According to one January estimate published by the BBC News website, India has an Internet user base of some 120 million. And the vast majority of these are urban. The Internet and Mobile Association of India estimates that around 2% of rural Indians have access to the Web. (This number may or may not include several million exclusively mobile Internet users. Connectivity data has the same reliability as most other government data.)
China is estimated to have 132 million Internet users just in rural areas. (Mostly, thanks to a push in the 11th Five-Year Plan in 2006 on rural access to information and communication technology.) This is around one-third of its total Internet user base of some 400 million. Despite the general impression that the Chinese state is petrified of the Internet, and it undoubtedly is, it has done far more for Internet penetration than India.

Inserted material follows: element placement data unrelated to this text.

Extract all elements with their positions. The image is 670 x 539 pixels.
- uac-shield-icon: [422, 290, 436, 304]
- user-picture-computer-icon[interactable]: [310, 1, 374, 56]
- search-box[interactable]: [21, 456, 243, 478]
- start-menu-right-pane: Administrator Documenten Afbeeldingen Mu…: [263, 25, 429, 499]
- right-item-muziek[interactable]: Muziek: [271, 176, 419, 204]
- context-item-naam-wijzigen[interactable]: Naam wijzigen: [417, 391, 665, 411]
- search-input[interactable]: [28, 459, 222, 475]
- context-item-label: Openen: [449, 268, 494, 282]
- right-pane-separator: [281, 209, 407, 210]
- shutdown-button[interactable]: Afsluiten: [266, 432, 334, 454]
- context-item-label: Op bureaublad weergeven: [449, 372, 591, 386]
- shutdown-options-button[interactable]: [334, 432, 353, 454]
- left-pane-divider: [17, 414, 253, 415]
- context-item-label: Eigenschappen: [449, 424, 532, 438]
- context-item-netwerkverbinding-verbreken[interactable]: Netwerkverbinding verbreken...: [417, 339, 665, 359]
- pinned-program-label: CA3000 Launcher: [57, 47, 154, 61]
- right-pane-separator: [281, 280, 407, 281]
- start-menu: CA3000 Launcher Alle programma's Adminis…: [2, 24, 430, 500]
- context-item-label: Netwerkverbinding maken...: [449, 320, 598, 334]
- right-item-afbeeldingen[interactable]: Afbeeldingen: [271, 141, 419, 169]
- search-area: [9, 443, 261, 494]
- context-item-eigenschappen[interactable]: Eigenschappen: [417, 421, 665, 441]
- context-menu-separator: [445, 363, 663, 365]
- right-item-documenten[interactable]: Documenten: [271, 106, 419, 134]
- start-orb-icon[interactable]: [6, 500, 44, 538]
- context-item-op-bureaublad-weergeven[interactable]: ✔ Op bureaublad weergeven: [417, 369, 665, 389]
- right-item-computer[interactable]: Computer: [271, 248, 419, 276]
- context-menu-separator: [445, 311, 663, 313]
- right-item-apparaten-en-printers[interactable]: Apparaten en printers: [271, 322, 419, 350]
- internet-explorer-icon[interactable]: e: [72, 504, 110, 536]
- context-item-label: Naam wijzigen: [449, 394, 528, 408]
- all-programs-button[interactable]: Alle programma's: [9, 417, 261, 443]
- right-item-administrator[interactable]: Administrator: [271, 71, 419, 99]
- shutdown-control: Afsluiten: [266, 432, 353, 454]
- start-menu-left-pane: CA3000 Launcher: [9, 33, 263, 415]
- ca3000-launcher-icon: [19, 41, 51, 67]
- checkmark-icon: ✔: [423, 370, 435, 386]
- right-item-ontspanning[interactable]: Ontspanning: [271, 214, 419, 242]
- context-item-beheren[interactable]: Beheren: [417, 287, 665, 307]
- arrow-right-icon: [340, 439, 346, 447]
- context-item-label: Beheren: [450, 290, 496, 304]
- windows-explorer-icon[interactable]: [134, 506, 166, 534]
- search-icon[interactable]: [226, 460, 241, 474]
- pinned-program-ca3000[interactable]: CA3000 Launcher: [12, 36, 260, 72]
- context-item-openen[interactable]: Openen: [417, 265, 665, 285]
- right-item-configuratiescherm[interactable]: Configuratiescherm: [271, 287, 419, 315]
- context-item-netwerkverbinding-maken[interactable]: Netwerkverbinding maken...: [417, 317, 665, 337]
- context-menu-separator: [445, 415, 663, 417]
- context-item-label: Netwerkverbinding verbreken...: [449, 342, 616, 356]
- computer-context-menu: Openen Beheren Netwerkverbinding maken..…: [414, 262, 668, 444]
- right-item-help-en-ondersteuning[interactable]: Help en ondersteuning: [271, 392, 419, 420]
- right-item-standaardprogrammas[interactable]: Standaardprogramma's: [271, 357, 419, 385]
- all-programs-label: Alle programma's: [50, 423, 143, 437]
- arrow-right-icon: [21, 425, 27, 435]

A recent study by a researcher from the University of California, Berkeley, indicates that this massive rural Internet penetration statistic in China might actually be an understatement.
In The Sent-Down Internet: Going Online in Rural China, Elisa Oreglia of University of California Berkeley’s School of Information says that traditional means of surveying rural Internet use are flawed. Simply asking people if they use the Web is meaningless. It turns out that people who say no to such surveys use intermediaries, including children, to access information. Oreglia says that “this allows people who would otherwise be left out to also participate in the new world of Internet-mediated communication and entertainment”. So, in fact, China’s effective base of Internet users could be much higher than current data indicates.